Burundian returnees to receive bigger aid package from UN agency

United Nations aid agencies are offering cash grants and bigger food packages to help ease the reintegration of the anticipated surge of Burundians returning home from refugee camps in the northwest of neighbouring Tanzania.

The UN High Commissioner for Refugees (UNHCR) expects to be able to help about 60,000 of the estimated 150,000 Burundians who are likely to return before the end of this year now that the security situation in their homeland has improved.

Nearly 5,000 people have returned so far this year, taking the total number of returnees to Burundi since 2002 to some 300,000 as a series of power-sharing agreements and ceasefires between the Government and various rebel groups help to bring peace to the impoverished African country.

Returns will be voluntary, UNHCR stressed in a media statement yesterday, saying that at a meeting last month with agency staff and Burundian officials, the Tanzanian Government discounted media reports that it plans to repatriate all 350,000 Burundians still living in its territory.

As of this week, each returnee to Burundi will receive a cash grant of 50,000 Burundian francs, or $50, to help them get started once they are back in their homeland.
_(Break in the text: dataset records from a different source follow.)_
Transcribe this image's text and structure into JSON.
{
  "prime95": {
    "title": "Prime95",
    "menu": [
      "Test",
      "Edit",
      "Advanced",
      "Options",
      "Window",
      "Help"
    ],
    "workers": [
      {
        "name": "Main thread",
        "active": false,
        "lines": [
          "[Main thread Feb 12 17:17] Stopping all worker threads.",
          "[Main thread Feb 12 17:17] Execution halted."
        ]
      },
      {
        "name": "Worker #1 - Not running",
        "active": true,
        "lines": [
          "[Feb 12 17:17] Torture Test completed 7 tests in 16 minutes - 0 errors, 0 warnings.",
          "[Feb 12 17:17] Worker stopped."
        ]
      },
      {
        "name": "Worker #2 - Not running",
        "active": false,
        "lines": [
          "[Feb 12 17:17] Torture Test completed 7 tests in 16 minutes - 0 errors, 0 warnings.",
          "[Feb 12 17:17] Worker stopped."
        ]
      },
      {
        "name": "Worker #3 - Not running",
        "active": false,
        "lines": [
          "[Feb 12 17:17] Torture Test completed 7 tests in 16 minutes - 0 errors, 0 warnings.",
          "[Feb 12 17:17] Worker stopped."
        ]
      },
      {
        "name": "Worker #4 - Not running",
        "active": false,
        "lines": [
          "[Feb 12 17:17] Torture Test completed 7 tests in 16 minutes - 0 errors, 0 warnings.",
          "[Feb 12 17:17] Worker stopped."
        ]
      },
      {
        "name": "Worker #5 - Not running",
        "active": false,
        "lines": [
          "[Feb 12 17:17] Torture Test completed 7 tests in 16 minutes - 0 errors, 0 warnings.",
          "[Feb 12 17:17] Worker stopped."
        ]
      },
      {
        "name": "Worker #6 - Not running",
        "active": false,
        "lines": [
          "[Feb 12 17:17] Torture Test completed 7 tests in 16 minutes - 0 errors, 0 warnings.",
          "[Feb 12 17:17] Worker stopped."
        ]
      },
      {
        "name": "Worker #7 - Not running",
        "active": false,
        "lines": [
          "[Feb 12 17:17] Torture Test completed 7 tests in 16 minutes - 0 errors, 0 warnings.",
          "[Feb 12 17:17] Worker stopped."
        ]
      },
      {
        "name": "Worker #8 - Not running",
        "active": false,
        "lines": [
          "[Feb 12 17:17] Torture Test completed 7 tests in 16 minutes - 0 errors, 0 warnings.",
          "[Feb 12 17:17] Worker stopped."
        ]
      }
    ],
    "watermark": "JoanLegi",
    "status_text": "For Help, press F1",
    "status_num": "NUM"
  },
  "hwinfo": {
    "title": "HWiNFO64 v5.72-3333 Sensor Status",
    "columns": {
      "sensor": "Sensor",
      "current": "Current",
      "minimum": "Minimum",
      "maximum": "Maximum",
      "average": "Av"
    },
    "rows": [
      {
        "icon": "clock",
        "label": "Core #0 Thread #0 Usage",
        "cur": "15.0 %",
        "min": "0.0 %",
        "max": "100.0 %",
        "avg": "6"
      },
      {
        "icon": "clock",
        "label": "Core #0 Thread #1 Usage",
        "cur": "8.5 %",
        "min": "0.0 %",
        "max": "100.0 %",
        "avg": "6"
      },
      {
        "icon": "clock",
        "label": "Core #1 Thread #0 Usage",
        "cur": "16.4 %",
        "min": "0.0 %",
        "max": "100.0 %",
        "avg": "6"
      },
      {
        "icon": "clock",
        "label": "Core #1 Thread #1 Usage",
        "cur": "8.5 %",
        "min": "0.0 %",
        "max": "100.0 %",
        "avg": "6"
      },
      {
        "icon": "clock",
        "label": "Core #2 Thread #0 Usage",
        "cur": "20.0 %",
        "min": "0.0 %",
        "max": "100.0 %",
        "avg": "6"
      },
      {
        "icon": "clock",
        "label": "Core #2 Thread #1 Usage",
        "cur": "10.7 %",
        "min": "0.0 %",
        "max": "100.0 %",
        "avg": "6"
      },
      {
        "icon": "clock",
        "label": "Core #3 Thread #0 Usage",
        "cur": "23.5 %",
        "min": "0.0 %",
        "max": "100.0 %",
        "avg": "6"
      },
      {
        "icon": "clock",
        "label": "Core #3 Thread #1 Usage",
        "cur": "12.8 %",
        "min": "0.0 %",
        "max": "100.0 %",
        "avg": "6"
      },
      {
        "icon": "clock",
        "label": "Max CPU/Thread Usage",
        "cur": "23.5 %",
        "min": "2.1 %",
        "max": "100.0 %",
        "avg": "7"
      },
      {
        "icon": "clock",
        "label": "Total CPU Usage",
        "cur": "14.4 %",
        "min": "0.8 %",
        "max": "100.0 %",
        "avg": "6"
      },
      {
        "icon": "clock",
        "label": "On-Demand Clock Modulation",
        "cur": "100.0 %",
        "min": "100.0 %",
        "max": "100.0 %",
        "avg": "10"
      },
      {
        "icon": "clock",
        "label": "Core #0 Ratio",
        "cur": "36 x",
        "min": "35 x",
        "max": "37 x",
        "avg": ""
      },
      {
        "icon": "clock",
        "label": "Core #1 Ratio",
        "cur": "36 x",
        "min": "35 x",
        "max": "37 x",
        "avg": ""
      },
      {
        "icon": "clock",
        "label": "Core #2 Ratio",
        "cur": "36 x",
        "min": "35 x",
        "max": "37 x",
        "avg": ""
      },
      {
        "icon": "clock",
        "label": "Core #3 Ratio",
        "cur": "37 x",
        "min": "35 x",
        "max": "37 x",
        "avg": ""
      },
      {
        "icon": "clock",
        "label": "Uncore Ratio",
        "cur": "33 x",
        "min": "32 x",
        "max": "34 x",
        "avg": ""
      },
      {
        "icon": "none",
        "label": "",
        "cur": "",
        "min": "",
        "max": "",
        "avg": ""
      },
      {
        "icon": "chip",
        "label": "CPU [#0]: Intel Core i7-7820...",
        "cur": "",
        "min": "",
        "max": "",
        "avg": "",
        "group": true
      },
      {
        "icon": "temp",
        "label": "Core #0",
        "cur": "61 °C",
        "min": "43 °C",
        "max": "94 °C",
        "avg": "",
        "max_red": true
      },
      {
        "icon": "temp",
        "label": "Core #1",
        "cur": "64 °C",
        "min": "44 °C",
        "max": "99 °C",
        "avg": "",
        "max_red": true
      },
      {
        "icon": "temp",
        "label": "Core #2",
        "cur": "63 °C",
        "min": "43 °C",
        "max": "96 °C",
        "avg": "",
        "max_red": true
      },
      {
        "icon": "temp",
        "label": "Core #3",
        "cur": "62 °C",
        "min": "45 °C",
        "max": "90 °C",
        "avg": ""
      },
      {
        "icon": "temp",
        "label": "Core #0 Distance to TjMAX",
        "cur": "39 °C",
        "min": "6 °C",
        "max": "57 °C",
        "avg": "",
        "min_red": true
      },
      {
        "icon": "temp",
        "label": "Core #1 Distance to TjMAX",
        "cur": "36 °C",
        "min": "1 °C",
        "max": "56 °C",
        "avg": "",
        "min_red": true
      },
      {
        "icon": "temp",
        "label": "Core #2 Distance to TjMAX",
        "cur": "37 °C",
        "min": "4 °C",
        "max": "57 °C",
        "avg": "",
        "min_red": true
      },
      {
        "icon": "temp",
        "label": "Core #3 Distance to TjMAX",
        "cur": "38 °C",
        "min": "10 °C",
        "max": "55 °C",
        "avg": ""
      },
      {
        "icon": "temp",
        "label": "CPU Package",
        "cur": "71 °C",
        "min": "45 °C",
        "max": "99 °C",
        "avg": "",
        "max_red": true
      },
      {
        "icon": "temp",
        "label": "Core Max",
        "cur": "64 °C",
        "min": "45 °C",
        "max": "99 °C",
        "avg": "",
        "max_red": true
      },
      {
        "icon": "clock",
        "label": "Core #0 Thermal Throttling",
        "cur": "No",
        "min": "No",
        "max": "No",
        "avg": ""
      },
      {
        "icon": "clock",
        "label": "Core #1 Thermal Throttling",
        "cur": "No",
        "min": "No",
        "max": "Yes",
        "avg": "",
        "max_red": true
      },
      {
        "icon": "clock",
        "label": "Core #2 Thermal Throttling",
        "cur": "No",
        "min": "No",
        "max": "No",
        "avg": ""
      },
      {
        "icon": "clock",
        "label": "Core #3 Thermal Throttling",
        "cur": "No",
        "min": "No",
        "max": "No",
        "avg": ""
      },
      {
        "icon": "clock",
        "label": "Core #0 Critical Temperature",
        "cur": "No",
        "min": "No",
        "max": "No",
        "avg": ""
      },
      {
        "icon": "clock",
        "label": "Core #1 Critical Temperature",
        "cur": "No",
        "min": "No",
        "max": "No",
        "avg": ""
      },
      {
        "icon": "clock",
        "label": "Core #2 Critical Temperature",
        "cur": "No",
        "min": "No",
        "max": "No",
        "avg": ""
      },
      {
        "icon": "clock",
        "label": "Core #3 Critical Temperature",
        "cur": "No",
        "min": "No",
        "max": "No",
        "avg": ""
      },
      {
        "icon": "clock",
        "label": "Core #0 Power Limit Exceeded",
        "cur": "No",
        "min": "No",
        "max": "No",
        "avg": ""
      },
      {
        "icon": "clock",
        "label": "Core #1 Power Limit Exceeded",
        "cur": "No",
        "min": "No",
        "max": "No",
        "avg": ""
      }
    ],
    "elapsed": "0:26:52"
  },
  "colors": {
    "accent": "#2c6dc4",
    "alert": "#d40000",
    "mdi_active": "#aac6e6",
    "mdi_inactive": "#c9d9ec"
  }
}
The money, which will be paid via a network of local cooperatives, is being provided on top of UN assistance with repatriation transport and basic household and farming items.

Since April, the UN World Food Programme (WFP) has also started giving returnees four months of food rations instead of three months, while the Burundian Commission on Land is setting up a presence in all provinces to solve any land or property disputes.

As a further incentive, non-governmental organizations (NGOs) offering secondary school education at the Tanzanian refugee camps are being encouraged to shift their programmes to the areas in Burundi where people are returning. Secondary school fees have also been waived in these areas.